RunPod also assigns random external port mappings, so we need to find and specify that external port. See the RunPod section in the network guide

Finally, if you need to install anything else with RunPod, note that most standard packages are not installed, so run apt update first.

How to set up

Step 1: Launch a GPU Pod

  1. Log into RunPod: Go to the RunPod Console. Make an account or log in if you have one.
  2. Set SSH Keys:
    • Go to Settings and under SSH Public Keys add your public SSH key. If you have not made a SSH key yet, follow this guide from RunPod.
  3. Create a new Pod:
    • Go to Pods to see available pods, and choose a Pod
      • E.g. RTX 2000 Ada: 16GB VRAM, 31Gb RAM, 6 vCPUs for $0.23/hour.
    • Choose a Pod name and Pod Template
      • Want one with CUDA and PyTorch installed, the default RunPod Pytorch 2.1 works.
    • Ensure that SSH Terminal Access is enabled
    • Click Deploy On-Demand

Step 2: Edit the Pod

  1. Follow the RunPod section in the network guide to edit the Pod to expose a TCP port.

Step 3: Connect to the Pod

  1. SSH into your Pod:
    • Go to Connect and in the SSH tab look at the ssh command under SSH over exposed TCP.

Tensordock

Tensordock offers low-cost consumer GPUs as low as an RTX A4000 for $0.105/hr.

The distributed compute option in Tensordock also assigns random external port mappings, so we need to find and specify that external port. See the Tensordock section in the network guide

How to set up

  1. Log into Tensordock: Go to the Tensordock Deploy Dashboard. Make an account or log in if you have one.
  2. Set SSH Keys:
    • Go to Secrets and click Add Secret to add your public SSH key. If you have not made a SSH key yet, follow this guide for Windows and this guide for Linux.
    • Choose a Name for your SSH Key, choose Type as SSH Key and enter your public key value under Value. The public key value will look something like this ssh-rsa ...
  3. Deploy a GPU
    • Go to Deploy GPU to see available GPUs, and choose a GPU
      • E.g. RTX 4000: 16GB VRAM for $0.105/hour.
    • Choose a Instance Name, configure the resource with CPU Cores, RAM and Storage options and choose a location and select the OS. We recommend Ubuntu 24.04 LTS.
    • Click Deploy Instance
  4. Connect to your instance
    • Click on My Servers and you should see the newly provisioned GPU instance. You can click the instance to get details about the instance
    • Instructions for connecting to the instance using SSH can be found under the Access section

CUDA & Docker setup

You may need to setup your Tensordock instances with NVIDIA toolkit and Docker (if using Docker).
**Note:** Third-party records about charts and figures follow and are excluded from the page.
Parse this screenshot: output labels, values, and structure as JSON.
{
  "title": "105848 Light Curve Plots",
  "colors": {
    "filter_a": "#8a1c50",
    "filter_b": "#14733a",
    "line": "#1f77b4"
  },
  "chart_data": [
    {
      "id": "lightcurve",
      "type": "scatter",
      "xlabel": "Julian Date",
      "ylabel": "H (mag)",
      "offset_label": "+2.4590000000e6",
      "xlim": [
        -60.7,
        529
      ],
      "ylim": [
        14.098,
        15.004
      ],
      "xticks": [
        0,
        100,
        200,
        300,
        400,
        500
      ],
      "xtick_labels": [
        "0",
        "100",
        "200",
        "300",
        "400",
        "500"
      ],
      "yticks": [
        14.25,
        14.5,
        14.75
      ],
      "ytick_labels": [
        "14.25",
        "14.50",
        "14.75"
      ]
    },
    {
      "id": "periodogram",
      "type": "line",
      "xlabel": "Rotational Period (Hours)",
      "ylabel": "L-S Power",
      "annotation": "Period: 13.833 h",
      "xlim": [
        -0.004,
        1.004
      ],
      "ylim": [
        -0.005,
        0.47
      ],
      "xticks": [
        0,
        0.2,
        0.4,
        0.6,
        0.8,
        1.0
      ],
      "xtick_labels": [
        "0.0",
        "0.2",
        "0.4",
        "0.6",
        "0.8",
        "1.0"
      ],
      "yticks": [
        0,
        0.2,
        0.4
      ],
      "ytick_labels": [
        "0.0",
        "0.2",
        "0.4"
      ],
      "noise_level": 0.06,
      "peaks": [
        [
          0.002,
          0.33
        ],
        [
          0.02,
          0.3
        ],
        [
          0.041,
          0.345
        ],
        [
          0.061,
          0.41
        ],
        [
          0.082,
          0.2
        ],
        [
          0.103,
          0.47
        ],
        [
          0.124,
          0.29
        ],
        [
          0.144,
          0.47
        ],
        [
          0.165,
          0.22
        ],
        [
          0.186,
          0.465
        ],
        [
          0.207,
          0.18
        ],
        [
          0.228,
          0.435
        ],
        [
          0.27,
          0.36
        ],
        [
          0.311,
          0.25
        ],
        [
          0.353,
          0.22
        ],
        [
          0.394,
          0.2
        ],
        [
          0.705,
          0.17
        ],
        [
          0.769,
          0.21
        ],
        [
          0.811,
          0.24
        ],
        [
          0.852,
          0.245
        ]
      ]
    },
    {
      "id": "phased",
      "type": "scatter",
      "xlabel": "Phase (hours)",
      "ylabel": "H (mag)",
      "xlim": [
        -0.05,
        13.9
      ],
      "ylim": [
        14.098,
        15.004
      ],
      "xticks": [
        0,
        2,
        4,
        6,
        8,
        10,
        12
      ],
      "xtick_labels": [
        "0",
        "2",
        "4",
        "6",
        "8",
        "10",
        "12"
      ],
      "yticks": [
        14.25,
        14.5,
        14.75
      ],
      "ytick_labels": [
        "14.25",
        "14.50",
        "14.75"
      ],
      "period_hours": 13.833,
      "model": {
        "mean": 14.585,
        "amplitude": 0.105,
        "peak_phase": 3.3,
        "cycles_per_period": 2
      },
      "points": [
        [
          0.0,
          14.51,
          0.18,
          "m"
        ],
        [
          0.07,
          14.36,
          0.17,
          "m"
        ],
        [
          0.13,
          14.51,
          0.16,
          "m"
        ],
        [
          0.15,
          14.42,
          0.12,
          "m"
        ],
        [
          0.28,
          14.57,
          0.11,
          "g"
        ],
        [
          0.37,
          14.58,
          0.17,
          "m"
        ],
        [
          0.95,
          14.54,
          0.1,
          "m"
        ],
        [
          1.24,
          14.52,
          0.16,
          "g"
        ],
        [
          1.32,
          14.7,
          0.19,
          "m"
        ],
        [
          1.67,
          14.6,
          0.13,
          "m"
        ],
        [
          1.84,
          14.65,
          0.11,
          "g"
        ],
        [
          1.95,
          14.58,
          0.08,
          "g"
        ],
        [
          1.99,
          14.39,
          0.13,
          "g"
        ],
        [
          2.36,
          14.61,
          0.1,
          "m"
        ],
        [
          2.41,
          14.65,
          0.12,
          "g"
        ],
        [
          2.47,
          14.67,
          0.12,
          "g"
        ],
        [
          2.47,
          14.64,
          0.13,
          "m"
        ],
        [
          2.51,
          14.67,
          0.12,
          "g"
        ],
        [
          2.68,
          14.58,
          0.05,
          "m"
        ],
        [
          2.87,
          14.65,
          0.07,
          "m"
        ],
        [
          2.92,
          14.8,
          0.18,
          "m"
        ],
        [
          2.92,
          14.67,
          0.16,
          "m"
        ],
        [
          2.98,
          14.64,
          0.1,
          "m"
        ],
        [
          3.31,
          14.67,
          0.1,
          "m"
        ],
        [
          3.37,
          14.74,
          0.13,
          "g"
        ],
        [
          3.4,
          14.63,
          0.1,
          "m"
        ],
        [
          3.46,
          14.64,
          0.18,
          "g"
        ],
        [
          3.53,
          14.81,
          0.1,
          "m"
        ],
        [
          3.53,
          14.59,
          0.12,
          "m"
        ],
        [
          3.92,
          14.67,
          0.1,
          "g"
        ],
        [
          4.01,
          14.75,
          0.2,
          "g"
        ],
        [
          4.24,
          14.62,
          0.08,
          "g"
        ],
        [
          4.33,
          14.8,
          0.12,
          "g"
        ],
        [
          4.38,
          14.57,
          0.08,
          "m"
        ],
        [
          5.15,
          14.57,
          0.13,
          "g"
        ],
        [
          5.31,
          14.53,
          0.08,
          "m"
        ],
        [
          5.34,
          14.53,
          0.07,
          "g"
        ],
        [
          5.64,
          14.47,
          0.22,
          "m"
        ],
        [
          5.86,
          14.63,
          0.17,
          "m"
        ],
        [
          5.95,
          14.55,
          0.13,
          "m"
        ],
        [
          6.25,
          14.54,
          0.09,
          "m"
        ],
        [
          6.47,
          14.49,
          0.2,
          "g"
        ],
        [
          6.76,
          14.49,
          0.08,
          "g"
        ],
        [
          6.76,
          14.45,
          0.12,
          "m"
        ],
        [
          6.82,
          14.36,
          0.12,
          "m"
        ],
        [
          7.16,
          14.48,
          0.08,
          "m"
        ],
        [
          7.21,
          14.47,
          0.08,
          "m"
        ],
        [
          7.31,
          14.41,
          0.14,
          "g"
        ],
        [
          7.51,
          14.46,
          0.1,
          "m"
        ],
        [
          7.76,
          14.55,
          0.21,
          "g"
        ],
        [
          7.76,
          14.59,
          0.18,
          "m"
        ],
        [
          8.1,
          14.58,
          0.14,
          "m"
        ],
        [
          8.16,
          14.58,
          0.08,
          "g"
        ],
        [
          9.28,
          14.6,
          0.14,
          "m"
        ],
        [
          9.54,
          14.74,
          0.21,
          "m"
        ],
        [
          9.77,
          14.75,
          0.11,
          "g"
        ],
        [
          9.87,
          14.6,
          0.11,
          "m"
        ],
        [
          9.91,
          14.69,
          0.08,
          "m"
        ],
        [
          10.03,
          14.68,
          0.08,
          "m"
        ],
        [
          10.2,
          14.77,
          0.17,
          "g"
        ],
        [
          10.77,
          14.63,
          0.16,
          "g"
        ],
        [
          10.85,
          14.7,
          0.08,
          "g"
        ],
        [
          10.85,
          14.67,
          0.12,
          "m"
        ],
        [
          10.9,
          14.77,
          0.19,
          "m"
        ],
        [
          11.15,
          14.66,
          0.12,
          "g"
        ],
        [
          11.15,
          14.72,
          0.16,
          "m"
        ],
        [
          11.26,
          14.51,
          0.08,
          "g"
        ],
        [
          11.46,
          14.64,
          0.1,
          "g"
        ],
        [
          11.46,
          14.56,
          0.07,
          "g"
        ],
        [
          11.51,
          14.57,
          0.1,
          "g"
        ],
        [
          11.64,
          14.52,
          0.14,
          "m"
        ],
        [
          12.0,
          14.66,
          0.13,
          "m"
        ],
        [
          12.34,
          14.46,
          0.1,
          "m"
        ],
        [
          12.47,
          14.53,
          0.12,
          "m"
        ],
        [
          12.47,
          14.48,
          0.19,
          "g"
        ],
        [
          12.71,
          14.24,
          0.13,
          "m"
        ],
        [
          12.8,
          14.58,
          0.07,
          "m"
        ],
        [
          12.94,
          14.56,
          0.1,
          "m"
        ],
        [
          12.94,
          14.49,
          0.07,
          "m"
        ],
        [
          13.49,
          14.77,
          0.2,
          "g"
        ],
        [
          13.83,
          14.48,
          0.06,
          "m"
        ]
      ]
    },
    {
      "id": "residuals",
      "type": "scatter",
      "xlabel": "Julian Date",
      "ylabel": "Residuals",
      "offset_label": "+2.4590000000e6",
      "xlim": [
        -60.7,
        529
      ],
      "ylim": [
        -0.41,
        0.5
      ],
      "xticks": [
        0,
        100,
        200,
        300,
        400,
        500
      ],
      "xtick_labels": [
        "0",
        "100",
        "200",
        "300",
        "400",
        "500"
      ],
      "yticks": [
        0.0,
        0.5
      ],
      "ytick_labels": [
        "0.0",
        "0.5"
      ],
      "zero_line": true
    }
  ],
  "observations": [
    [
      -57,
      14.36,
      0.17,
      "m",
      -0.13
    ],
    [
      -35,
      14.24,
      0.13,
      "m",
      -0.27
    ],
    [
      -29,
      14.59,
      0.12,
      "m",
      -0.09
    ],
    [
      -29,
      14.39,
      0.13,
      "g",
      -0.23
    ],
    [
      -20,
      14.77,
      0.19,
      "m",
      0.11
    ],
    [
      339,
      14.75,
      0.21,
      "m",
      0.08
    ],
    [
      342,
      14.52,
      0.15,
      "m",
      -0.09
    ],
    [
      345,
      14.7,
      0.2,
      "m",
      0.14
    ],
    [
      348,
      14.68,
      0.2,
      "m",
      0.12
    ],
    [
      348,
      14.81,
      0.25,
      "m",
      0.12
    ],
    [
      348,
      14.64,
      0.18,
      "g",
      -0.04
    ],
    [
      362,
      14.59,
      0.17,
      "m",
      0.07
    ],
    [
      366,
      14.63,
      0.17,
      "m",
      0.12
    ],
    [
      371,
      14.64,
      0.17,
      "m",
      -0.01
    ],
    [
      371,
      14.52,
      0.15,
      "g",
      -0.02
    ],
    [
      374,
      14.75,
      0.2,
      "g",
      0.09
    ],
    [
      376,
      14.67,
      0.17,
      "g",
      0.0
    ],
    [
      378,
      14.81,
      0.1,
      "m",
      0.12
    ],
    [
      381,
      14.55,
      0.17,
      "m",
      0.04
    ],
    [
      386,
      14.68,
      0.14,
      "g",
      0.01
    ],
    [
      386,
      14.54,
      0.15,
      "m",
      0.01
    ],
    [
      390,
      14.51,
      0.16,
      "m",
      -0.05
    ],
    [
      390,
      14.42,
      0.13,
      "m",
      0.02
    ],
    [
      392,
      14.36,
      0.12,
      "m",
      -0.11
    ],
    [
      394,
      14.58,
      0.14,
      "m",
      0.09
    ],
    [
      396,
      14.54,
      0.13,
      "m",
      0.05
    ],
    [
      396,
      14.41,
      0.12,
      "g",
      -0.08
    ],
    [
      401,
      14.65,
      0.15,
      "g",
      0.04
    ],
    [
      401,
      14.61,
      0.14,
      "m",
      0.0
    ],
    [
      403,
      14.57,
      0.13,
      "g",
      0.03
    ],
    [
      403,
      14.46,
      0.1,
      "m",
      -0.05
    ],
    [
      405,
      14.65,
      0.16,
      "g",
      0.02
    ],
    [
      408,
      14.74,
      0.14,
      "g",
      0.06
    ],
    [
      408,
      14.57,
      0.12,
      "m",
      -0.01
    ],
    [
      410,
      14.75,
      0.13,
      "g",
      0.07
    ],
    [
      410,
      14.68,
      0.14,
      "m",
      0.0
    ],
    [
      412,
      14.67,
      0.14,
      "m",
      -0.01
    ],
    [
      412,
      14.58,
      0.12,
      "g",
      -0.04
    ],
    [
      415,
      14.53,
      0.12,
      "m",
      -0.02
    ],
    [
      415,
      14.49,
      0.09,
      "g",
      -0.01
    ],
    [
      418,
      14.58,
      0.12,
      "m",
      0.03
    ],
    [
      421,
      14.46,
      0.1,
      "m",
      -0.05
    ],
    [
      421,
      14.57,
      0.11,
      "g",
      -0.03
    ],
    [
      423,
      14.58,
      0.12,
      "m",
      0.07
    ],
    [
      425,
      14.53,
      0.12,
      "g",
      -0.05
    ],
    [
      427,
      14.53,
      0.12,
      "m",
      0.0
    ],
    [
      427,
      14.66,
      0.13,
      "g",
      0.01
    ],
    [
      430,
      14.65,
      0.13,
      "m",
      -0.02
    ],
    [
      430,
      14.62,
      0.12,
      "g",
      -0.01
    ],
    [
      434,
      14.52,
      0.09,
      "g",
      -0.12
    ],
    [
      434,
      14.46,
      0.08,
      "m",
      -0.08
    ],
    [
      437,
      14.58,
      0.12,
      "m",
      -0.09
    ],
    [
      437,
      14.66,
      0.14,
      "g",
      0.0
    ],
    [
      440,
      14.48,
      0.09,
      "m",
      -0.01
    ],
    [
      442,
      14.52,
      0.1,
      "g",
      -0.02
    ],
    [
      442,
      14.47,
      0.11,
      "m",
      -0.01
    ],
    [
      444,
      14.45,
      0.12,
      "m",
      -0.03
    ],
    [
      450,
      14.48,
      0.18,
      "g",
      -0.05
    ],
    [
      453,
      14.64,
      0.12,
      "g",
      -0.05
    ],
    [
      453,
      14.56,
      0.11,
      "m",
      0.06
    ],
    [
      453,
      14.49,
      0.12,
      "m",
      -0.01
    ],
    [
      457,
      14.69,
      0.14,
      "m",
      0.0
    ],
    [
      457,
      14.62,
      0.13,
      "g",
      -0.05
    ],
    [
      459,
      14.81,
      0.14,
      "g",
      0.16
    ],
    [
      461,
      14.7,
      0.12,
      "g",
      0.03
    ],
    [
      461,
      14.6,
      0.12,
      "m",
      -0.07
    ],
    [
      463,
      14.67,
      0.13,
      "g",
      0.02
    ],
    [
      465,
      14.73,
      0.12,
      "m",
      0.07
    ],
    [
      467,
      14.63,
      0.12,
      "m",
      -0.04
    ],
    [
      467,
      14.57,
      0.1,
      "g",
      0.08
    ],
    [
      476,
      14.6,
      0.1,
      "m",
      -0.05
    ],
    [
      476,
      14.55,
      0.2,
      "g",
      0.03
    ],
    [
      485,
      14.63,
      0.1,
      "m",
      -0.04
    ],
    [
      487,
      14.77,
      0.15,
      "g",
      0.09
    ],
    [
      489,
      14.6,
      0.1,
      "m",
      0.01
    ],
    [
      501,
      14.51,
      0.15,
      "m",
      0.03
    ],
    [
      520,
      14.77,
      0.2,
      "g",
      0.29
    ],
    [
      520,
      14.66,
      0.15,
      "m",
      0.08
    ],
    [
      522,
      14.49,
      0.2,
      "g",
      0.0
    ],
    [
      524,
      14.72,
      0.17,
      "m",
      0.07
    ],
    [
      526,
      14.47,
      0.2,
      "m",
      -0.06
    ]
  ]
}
To install NVIDIA toolkit, run the following commands in your instance CLI:

sudo apt update
sudo apt install -y nvidia-container-toolkit
sudo systemctl restart docker

To install Docker, run the following commands in your instance CLI:

sudo apt install apt-transport-https ca-certificates curl software-properties-common -y
sudo curl -fsSL https://download.docker.com/linux/ubuntu/gpg -o /etc/apt/keyrings/docker.asc
echo "deb [arch=$(dpkg --print-architecture) signed-by=/etc/apt/keyrings/docker.asc] https://download.docker.com/linux/ubuntu $(. /etc/os-release && echo "$VERSION_CODENAME") stable" | sudo tee /etc/apt/sources.list.d/docker.list > /dev/null
sudo apt update
sudo apt-get install docker-ce docker-ce-cli containerd.io docker-buildx-plugin docker-compose-plugin -y
sudo groupadd docker
sudo usermod -aG docker $USER

Lambda Labs

Lambda does not support 16GB GPUs, the cheapest options is a RTX 6000 (24 GB VRAM) with 14 vCPUs, 46 GiB RAM, 0.5 TiB SSD for $0.50 / hr.

How to set up

Step 1: Launch a GPU Instance

  1. Log into Lambda: Go to the Lambda instances. Make an account or log in if you have one.
  2. Set SSH Keys:
    • Go to SSH Keys and add your public SSH key.
  3. Create a new Instance:
    • Go to Instances and select Launch an Instance to see available instances, and choose an instance
      • E.g. 1x RTX 6000 (24 GB), for $0.50/hour.
    • Choose a Region and FileSystem. If you don't have a filesystem, select Create a filesystem
    • Click Launch

Step 2: Edit the Firewall

  1. Follow the Lambda Labs section in the network guide to edit the firewall to expose a TCP port.

Step 3: Connect to the Instance

  1. SSH into your Instance:
    • Once the instance has booted, look at the SSH command under SSH Login.